Kepala Balai Konservasi Sumber Daya Alam (BKSDA) Kalimantan Barat, Murlan Dameria Pane, menjelaskan bahwa proses menuju lokasi dilepasliarkannya orang utan memerlukan perjalanan panjang. Dari Sekolah Hutan Jerora di Sintang menuju Putussibau ditempuh delapan jam perjalanan darat, lalu dilanjutkan tiga jam perjalanan air menggunakan longboat menuju Stasiun Pelepasliaran Mentibat.
Setiba di lokasi, kata Murlan, dua orang utan tersebut menjalani habituasi selama satu malam, termasuk pemeriksaan medis untuk memastikan kondisi fisik dan psikologis stabil. “Hari berikutnya baru dibawa dengan longboat selama satu jam perjalanan tambahan menuju Sungai Rongun di dalam kawasan Taman Nasional Betung Kerihun,” katanya dalam keterangan tertulis, Jumat, (21/11/2025).

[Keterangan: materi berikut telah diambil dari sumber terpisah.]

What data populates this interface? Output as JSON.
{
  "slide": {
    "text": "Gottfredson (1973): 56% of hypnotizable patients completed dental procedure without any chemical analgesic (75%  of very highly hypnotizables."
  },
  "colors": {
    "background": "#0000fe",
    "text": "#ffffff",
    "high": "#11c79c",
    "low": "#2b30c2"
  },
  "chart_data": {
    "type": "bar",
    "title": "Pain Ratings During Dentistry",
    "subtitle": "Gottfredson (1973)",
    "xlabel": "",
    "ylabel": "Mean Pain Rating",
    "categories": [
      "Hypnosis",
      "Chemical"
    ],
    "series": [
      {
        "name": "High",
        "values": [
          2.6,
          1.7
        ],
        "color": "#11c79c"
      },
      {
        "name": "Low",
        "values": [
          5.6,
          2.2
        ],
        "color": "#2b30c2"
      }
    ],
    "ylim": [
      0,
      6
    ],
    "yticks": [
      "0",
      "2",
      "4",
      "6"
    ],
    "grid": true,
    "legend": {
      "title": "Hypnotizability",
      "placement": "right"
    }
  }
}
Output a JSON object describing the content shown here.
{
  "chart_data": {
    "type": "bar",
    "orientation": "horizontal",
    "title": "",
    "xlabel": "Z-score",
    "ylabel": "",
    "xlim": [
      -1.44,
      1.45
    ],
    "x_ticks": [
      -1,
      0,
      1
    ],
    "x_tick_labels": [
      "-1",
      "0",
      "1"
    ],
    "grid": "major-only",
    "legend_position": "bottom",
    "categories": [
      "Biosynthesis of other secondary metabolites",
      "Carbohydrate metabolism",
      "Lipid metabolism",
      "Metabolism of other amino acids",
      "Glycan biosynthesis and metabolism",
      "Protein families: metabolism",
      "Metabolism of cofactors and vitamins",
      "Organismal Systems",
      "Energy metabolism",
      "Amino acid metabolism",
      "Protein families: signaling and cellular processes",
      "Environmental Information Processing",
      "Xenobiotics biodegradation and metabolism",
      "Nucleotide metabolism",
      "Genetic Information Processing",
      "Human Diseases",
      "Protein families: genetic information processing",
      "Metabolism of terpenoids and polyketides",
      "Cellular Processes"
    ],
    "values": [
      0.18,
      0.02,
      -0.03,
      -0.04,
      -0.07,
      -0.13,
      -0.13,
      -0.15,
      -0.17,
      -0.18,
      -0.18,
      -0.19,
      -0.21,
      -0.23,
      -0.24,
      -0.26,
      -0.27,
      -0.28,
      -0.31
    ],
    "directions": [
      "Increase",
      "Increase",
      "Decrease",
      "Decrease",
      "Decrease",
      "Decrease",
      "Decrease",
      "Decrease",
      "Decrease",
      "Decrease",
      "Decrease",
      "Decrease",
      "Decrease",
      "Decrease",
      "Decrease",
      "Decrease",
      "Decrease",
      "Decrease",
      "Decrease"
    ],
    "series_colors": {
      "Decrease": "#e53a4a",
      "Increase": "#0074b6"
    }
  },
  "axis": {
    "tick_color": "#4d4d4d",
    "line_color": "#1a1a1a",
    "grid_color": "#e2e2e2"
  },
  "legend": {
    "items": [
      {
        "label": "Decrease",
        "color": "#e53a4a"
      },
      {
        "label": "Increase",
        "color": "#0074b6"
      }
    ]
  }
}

Menurut Murlan, langkah ini merupakan bagian dari upaya berkelanjutan pemerintah melestarikan orang utan Kalimantan yang berstatus Critically Endangered. Ia juga menyebut masyarakat sekitar ikut menyambut pelepasliaran ini. “Keterlibatan mereka tidak hanya bersifat teknis, namun juga emosional, karena melihat orang utan kembali ke hutan dianggap sebagai simbol keberhasilan perjuangan panjang dalam menjaga kelestarian hutan,” tuturnya.
Kepala Balai Besar TNBKDS, Sadtata Noor Adirahmanta, menegaskan komitmen lembaganya dalam pemantauan pasca-pelepasliaran dan pelibatan masyarakat. Ia menyadari keberlanjutan konservasi tidak mungkin terwujud tanpa dukungan warga sekitar. “Kami berharap keberhasilan ini menjadi inspirasi untuk terus menjaga hutan Kalimantan bagi generasi mendatang.”
Sementara itu, Brigita, mahasiswa Fakultas Kehutanan Universitas Tanjungpura yang terlibat dalam proses tersebut, mengaku pengalaman ini menjadi momentum penting dalam hidupnya. “Melihat orang utan kembali ke habitatnya memberikan rasa haru dan kebanggaan tersendiri,” katanya. Ia menambahkan, “Bagi kami ini mengingatkan bahwa perjuangan konservasi bukan hanya pekerjaan, tetapi panggilan untuk menjaga masa depan alam kami.”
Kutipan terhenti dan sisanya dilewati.